Oracle.dataaccess Belt of the batch method is called: Oraclebulkcopy, because the use of the way and sqlbulkcopy almost consistent, is not introduced.

If the server on which the calling program is located has an Oracle client installed, you can make calls to the following methods:

The process is as follows:

1: Generate *.CVS data file, see the code in MySQL, the same use.

2: Generate the *.ctl control file and archive the generated load Data statement as a *.ctl file.

3: Use Sqlidr.exe to execute the CTL file, here is sad to urge the point is that can not be called by ADO, only with process calls, so, this batch can only be used alone.

To invoke the relevant code for the process:

 BOOLHassqlloader =false; Private BOOLHassqlloader ()//detects if the client is installed. {Hassqlloader=false; Process proc=NewProcess (); Proc. Startinfo.filename="Sqlldr"; Proc. Startinfo.createnowindow=true; Proc. Startinfo.useshellexecute=false; Proc. Startinfo.redirectstandardoutput=true; Proc. Outputdatareceived+=NewDatareceivedeventhandler (proc_outputdatareceived); Proc.            Start (); Proc.            Beginoutputreadline (); Proc.            WaitForExit (); returnHassqlloader; }        voidProc_outputdatareceived (Objectsender, Datareceivedeventargs e) {            if(!Hassqlloader) {Hassqlloader= E.data.startswith ("Sql*loader:"); }        }        //has been implemented, but there is no transaction, so it is not introduced for the time being.         Private BOOLExesqlloader (stringArg) {            Try{Process proc=NewProcess (); Proc. Startinfo.filename="Sqlldr"; Proc. Startinfo.arguments=Arg; Proc.                Start (); Proc.                WaitForExit (); return true; }            Catch            {            }            return false; }
Summarize:

With the popularization of big data, the batch movement between data is inevitably more and more frequently involved, so whether it is with SQL script, or write code yourself, or with dbimport tools, will become one of the necessary skills!
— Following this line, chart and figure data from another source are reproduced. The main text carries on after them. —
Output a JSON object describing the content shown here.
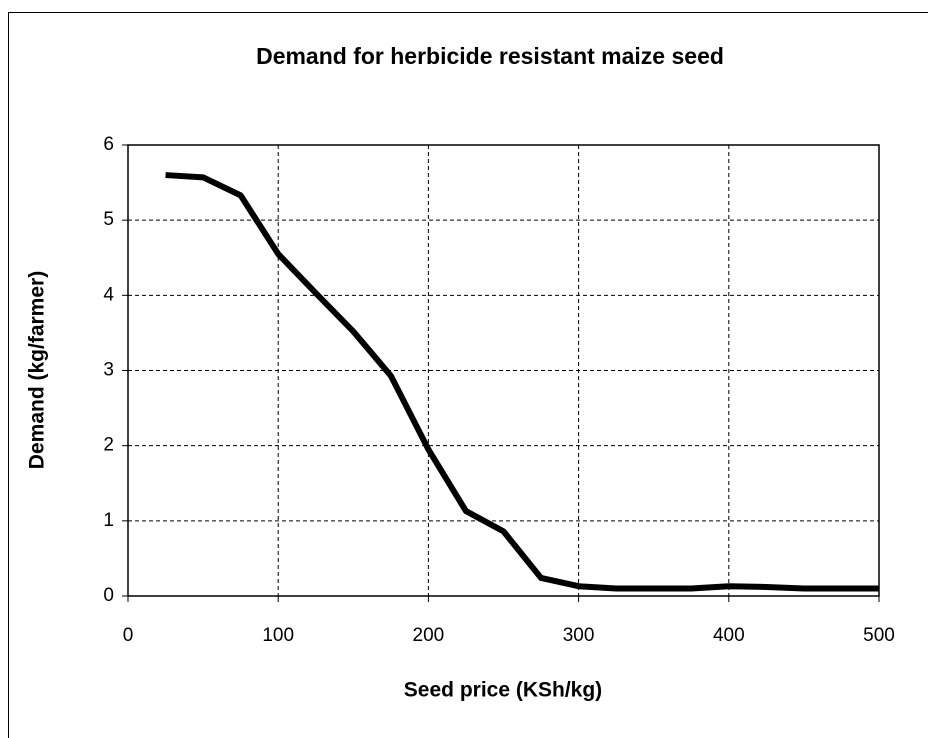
{
  "chart_data": {
    "type": "line",
    "title": "Demand for herbicide resistant maize seed",
    "xlabel": "Seed price (KSh/kg)",
    "ylabel": "Demand (kg/farmer)",
    "x": [
      25,
      50,
      75,
      100,
      125,
      150,
      175,
      200,
      225,
      250,
      275,
      300,
      325,
      350,
      375,
      400,
      425,
      450,
      475,
      500
    ],
    "series": [
      {
        "name": "Demand",
        "color": "#000000",
        "values": [
          5.6,
          5.57,
          5.33,
          4.55,
          4.03,
          3.52,
          2.93,
          1.95,
          1.13,
          0.86,
          0.24,
          0.13,
          0.1,
          0.1,
          0.1,
          0.13,
          0.12,
          0.1,
          0.1,
          0.1
        ]
      }
    ],
    "xlim": [
      0,
      500
    ],
    "xticks": [
      0,
      100,
      200,
      300,
      400,
      500
    ],
    "ylim": [
      0,
      6
    ],
    "yticks": [
      0,
      1,
      2,
      3,
      4,
      5,
      6
    ],
    "grid": true
  }
}
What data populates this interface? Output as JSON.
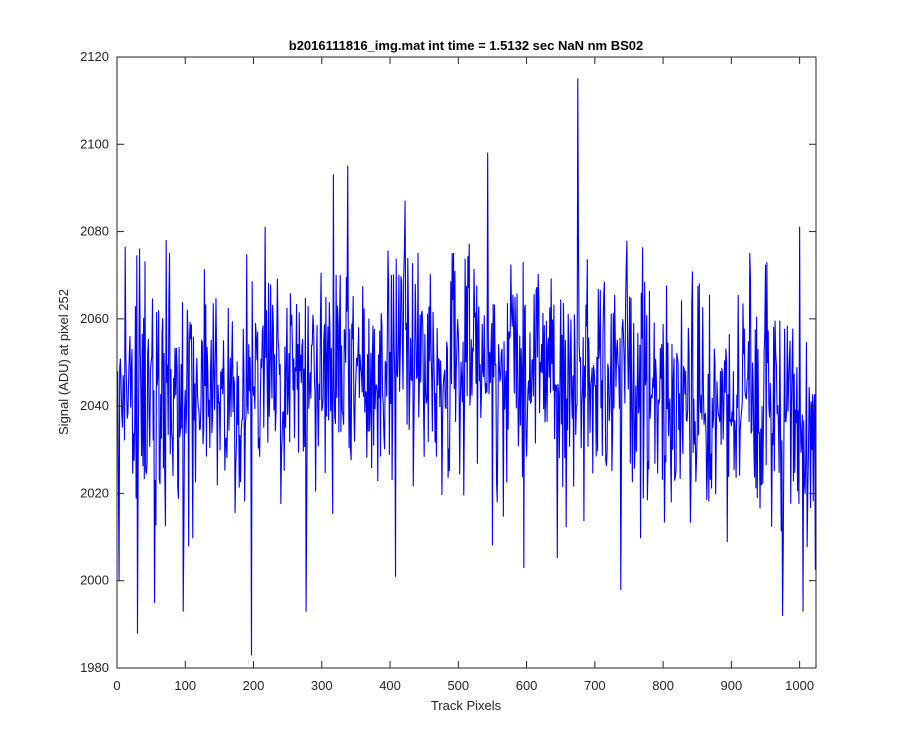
{
  "chart_data": {
    "type": "line",
    "title": "b2016111816_img.mat int time = 1.5132 sec  NaN nm BS02",
    "xlabel": "Track Pixels",
    "ylabel": "Signal (ADU) at pixel 252",
    "xlim": [
      0,
      1024
    ],
    "ylim": [
      1980,
      2120
    ],
    "xticks": [
      0,
      100,
      200,
      300,
      400,
      500,
      600,
      700,
      800,
      900,
      1000
    ],
    "yticks": [
      1980,
      2000,
      2020,
      2040,
      2060,
      2080,
      2100,
      2120
    ],
    "grid": false,
    "legend": "none",
    "series_color": "#0000ff",
    "noise_model": {
      "start_x": 1,
      "end_x": 1024,
      "mean_baseline": 2040,
      "mean_center_rise": 10,
      "mean_center_x": 520,
      "std": 14
    },
    "notable_points": [
      {
        "x": 3,
        "y": 2000
      },
      {
        "x": 30,
        "y": 1988
      },
      {
        "x": 33,
        "y": 2076
      },
      {
        "x": 55,
        "y": 1995
      },
      {
        "x": 77,
        "y": 2075
      },
      {
        "x": 97,
        "y": 1993
      },
      {
        "x": 197,
        "y": 1983
      },
      {
        "x": 217,
        "y": 2081
      },
      {
        "x": 277,
        "y": 1993
      },
      {
        "x": 317,
        "y": 2093
      },
      {
        "x": 338,
        "y": 2095
      },
      {
        "x": 408,
        "y": 2001
      },
      {
        "x": 422,
        "y": 2087
      },
      {
        "x": 543,
        "y": 2098
      },
      {
        "x": 596,
        "y": 2003
      },
      {
        "x": 675,
        "y": 2115
      },
      {
        "x": 738,
        "y": 1998
      },
      {
        "x": 975,
        "y": 1992
      },
      {
        "x": 1000,
        "y": 2081
      },
      {
        "x": 1005,
        "y": 1993
      }
    ]
  }
}
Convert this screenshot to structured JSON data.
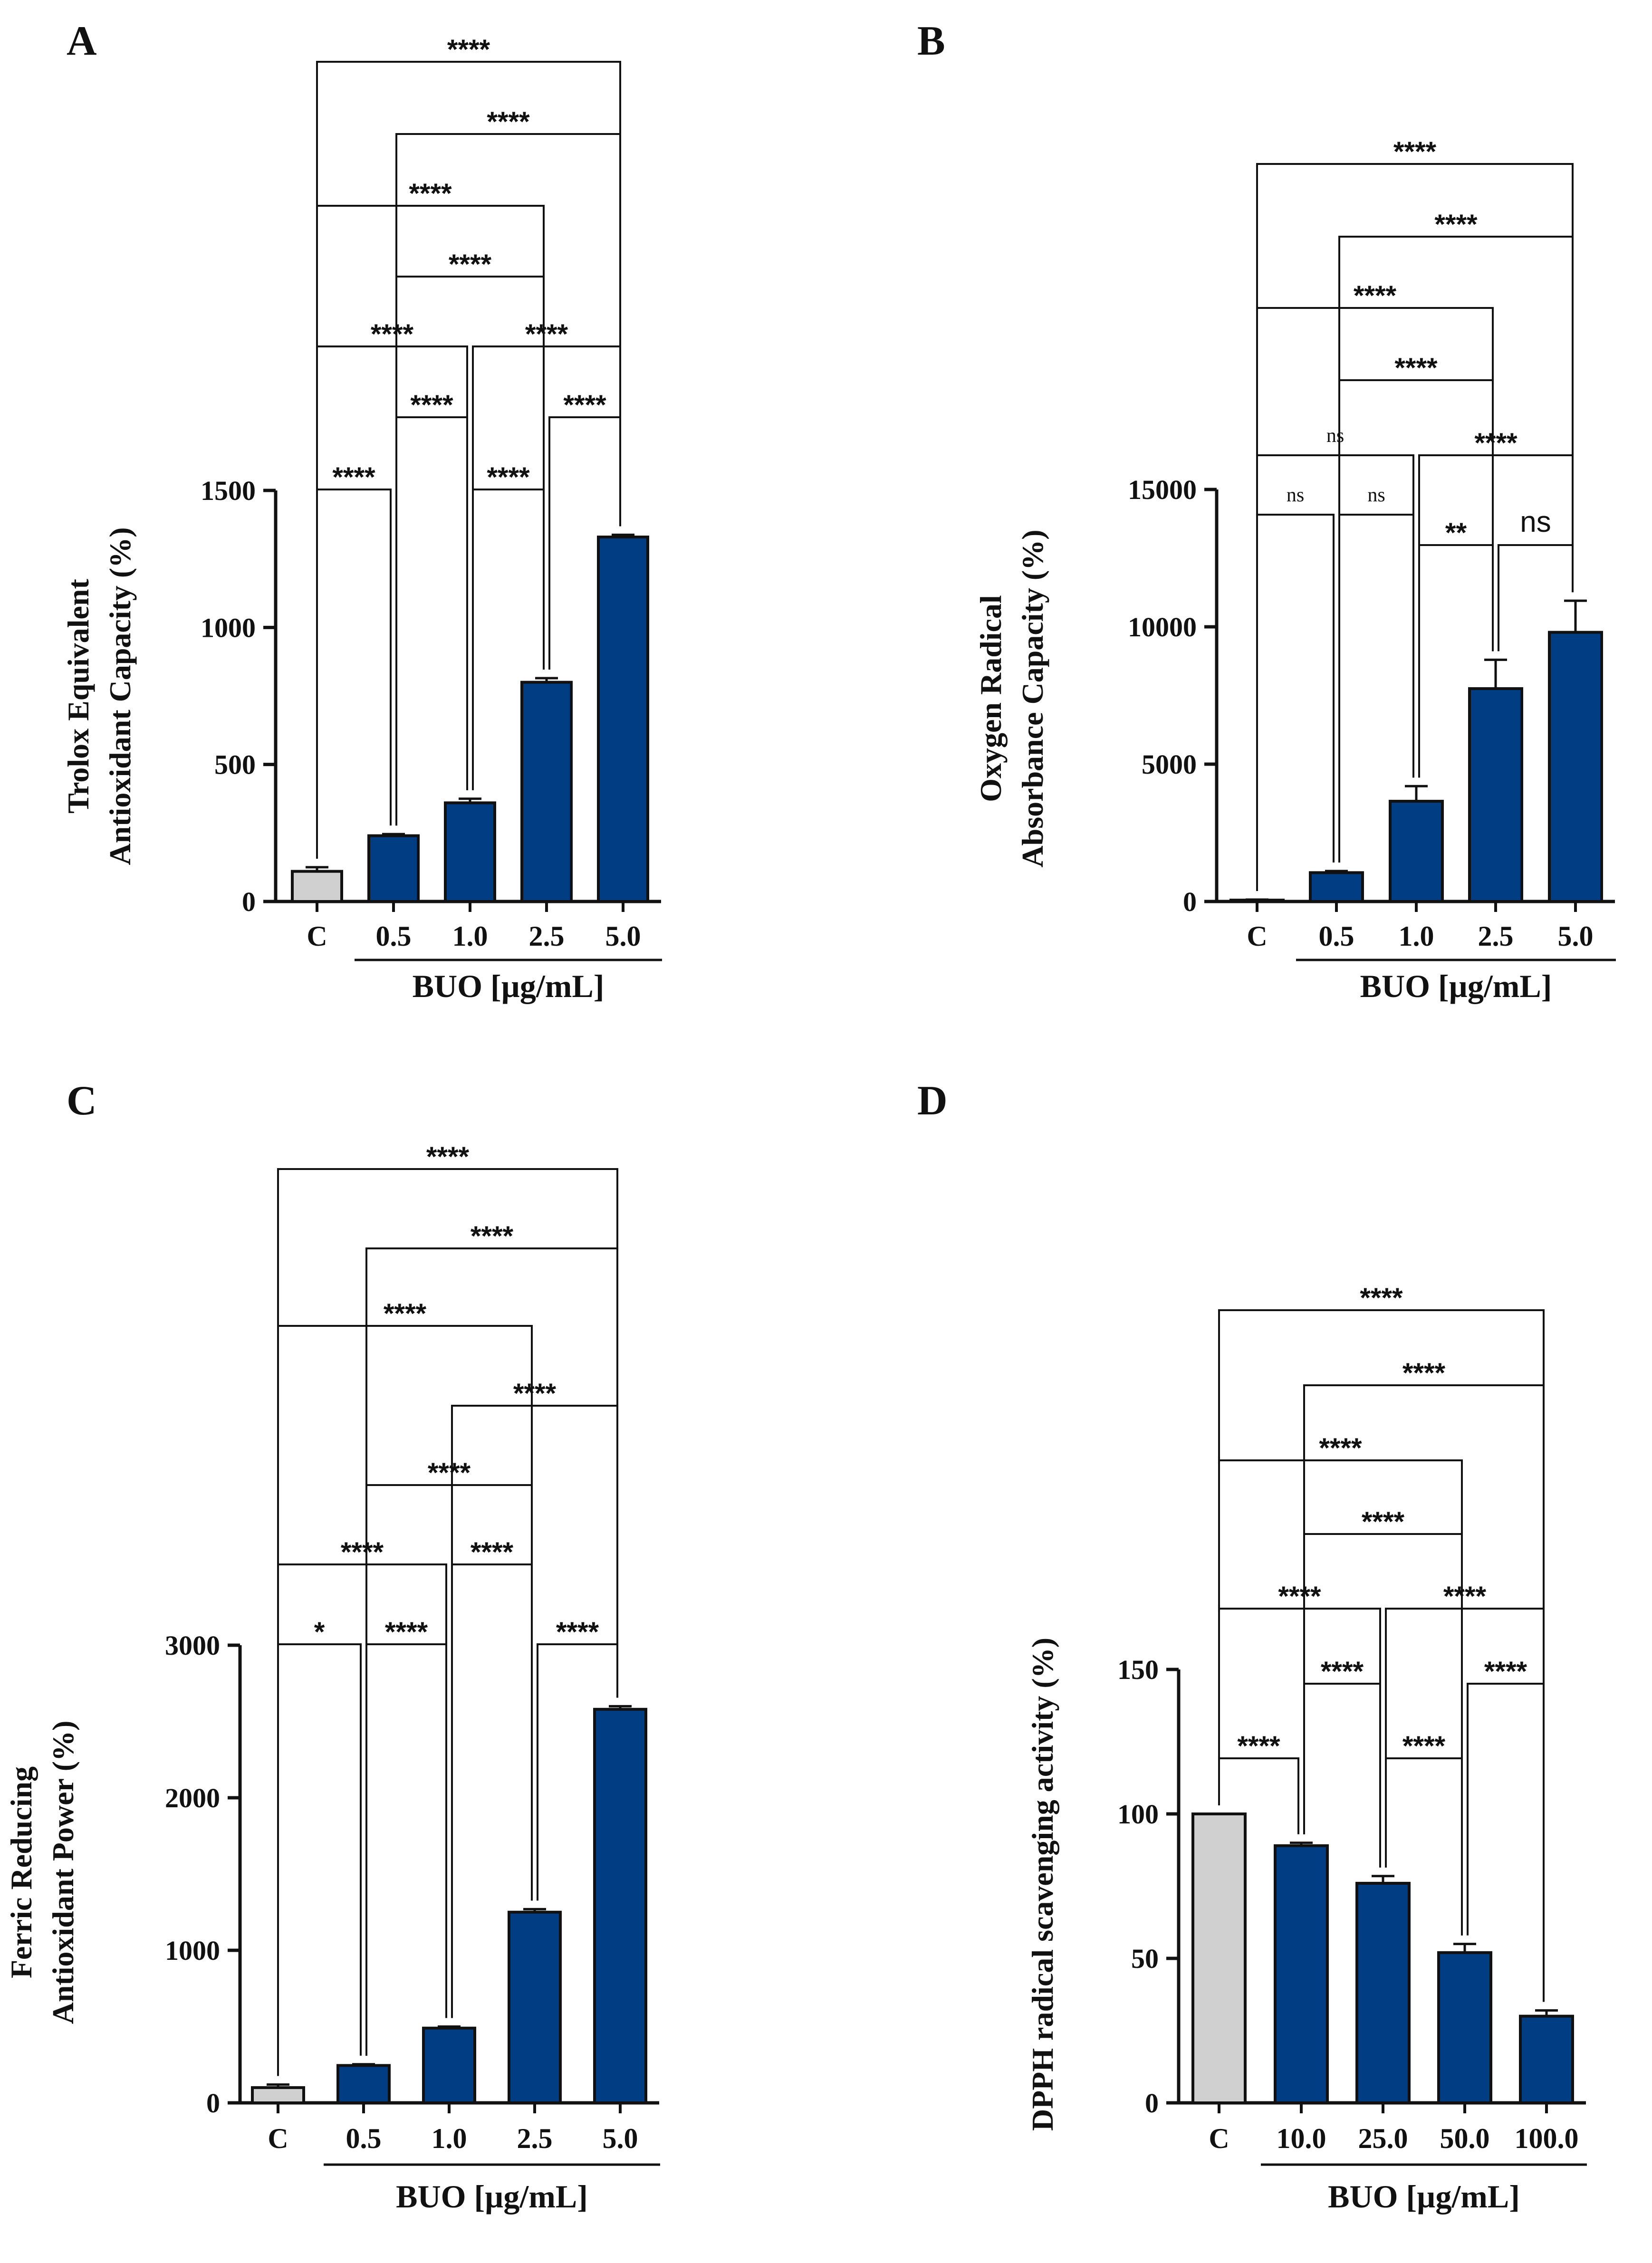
{
  "chart_data": [
    {
      "panel": "A",
      "type": "bar",
      "ylabel": [
        "Trolox Equivalent",
        "Antioxidant Capacity (%)"
      ],
      "ylim": [
        0,
        1500
      ],
      "yticks": [
        0,
        500,
        1000,
        1500
      ],
      "categories": [
        "C",
        "0.5",
        "1.0",
        "2.5",
        "5.0"
      ],
      "values": [
        110,
        240,
        360,
        800,
        1330
      ],
      "errors": [
        15,
        6,
        15,
        15,
        8
      ],
      "colors": [
        "#d0d0d0",
        "#003d82",
        "#003d82",
        "#003d82",
        "#003d82"
      ],
      "xgroup_label": "BUO [µg/mL]",
      "xgroup_span": [
        1,
        4
      ],
      "comparisons": [
        {
          "from": 0,
          "to": 1,
          "label": "****"
        },
        {
          "from": 2,
          "to": 3,
          "label": "****"
        },
        {
          "from": 1,
          "to": 2,
          "label": "****"
        },
        {
          "from": 3,
          "to": 4,
          "label": "****"
        },
        {
          "from": 0,
          "to": 2,
          "label": "****"
        },
        {
          "from": 2,
          "to": 4,
          "label": "****"
        },
        {
          "from": 1,
          "to": 3,
          "label": "****"
        },
        {
          "from": 0,
          "to": 3,
          "label": "****"
        },
        {
          "from": 1,
          "to": 4,
          "label": "****"
        },
        {
          "from": 0,
          "to": 4,
          "label": "****"
        }
      ]
    },
    {
      "panel": "B",
      "type": "bar",
      "ylabel": [
        "Oxygen Radical",
        "Absorbance Capacity (%)"
      ],
      "ylim": [
        0,
        15000
      ],
      "yticks": [
        0,
        5000,
        10000,
        15000
      ],
      "categories": [
        "C",
        "0.5",
        "1.0",
        "2.5",
        "5.0"
      ],
      "values": [
        50,
        1050,
        3650,
        7750,
        9800
      ],
      "errors": [
        20,
        60,
        550,
        1050,
        1150
      ],
      "colors": [
        "#d0d0d0",
        "#003d82",
        "#003d82",
        "#003d82",
        "#003d82"
      ],
      "xgroup_label": "BUO [µg/mL]",
      "xgroup_span": [
        1,
        4
      ],
      "comparisons": [
        {
          "from": 0,
          "to": 1,
          "label": "ns",
          "style": "ns-small"
        },
        {
          "from": 1,
          "to": 2,
          "label": "ns",
          "style": "ns-small"
        },
        {
          "from": 2,
          "to": 3,
          "label": "**"
        },
        {
          "from": 3,
          "to": 4,
          "label": "ns",
          "style": "ns-large"
        },
        {
          "from": 0,
          "to": 2,
          "label": "ns",
          "style": "ns-small"
        },
        {
          "from": 2,
          "to": 4,
          "label": "****"
        },
        {
          "from": 1,
          "to": 3,
          "label": "****"
        },
        {
          "from": 0,
          "to": 3,
          "label": "****"
        },
        {
          "from": 1,
          "to": 4,
          "label": "****"
        },
        {
          "from": 0,
          "to": 4,
          "label": "****"
        }
      ]
    },
    {
      "panel": "C",
      "type": "bar",
      "ylabel": [
        "Ferric Reducing",
        "Antioxidant Power (%)"
      ],
      "ylim": [
        0,
        3000
      ],
      "yticks": [
        0,
        1000,
        2000,
        3000
      ],
      "categories": [
        "C",
        "0.5",
        "1.0",
        "2.5",
        "5.0"
      ],
      "values": [
        100,
        245,
        490,
        1250,
        2580
      ],
      "errors": [
        20,
        8,
        10,
        20,
        20
      ],
      "colors": [
        "#d0d0d0",
        "#003d82",
        "#003d82",
        "#003d82",
        "#003d82"
      ],
      "xgroup_label": "BUO [µg/mL]",
      "xgroup_span": [
        1,
        4
      ],
      "comparisons": [
        {
          "from": 0,
          "to": 1,
          "label": "*"
        },
        {
          "from": 1,
          "to": 2,
          "label": "****"
        },
        {
          "from": 3,
          "to": 4,
          "label": "****"
        },
        {
          "from": 0,
          "to": 2,
          "label": "****"
        },
        {
          "from": 2,
          "to": 3,
          "label": "****"
        },
        {
          "from": 1,
          "to": 3,
          "label": "****"
        },
        {
          "from": 2,
          "to": 4,
          "label": "****"
        },
        {
          "from": 0,
          "to": 3,
          "label": "****"
        },
        {
          "from": 1,
          "to": 4,
          "label": "****"
        },
        {
          "from": 0,
          "to": 4,
          "label": "****"
        }
      ]
    },
    {
      "panel": "D",
      "type": "bar",
      "ylabel": [
        "DPPH radical scavenging activity (%)"
      ],
      "ylim": [
        0,
        150
      ],
      "yticks": [
        0,
        50,
        100,
        150
      ],
      "categories": [
        "C",
        "10.0",
        "25.0",
        "50.0",
        "100.0"
      ],
      "values": [
        100,
        89,
        76,
        52,
        30
      ],
      "errors": [
        0,
        1,
        2.5,
        3,
        2
      ],
      "colors": [
        "#d0d0d0",
        "#003d82",
        "#003d82",
        "#003d82",
        "#003d82"
      ],
      "xgroup_label": "BUO [µg/mL]",
      "xgroup_span": [
        1,
        4
      ],
      "comparisons": [
        {
          "from": 0,
          "to": 1,
          "label": "****"
        },
        {
          "from": 2,
          "to": 3,
          "label": "****"
        },
        {
          "from": 1,
          "to": 2,
          "label": "****"
        },
        {
          "from": 3,
          "to": 4,
          "label": "****"
        },
        {
          "from": 0,
          "to": 2,
          "label": "****"
        },
        {
          "from": 2,
          "to": 4,
          "label": "****"
        },
        {
          "from": 1,
          "to": 3,
          "label": "****"
        },
        {
          "from": 0,
          "to": 3,
          "label": "****"
        },
        {
          "from": 1,
          "to": 4,
          "label": "****"
        },
        {
          "from": 0,
          "to": 4,
          "label": "****"
        }
      ]
    }
  ]
}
In view of this, share my in this piece of power and filled the pit, for everyone to reference!

Share the Big Data batch import method and programming details of MSSQL, MYSQL, and Oracle

Related Article

Contact Us

The content source of this page is from Internet, which doesn't represent Alibaba Cloud's opinion; products and services mentioned on that page don't have any relationship with Alibaba Cloud. If the content of the page makes you feel confusing, please write us an email, we will handle the problem within 5 days after receiving your email.

If you find any instances of plagiarism from the community, please send an email to: info-contact@alibabacloud.com and provide relevant evidence. A staff member will contact you within 5 working days.

A Free Trial That Lets You Build Big!

Start building with 50+ products and up to 12 months usage for Elastic Compute Service

  • Sales Support

    1 on 1 presale consultation

  • After-Sales Support

    24/7 Technical Support 6 Free Tickets per Quarter Faster Response

  • Alibaba Cloud offers highly flexible support services tailored to meet your exact needs.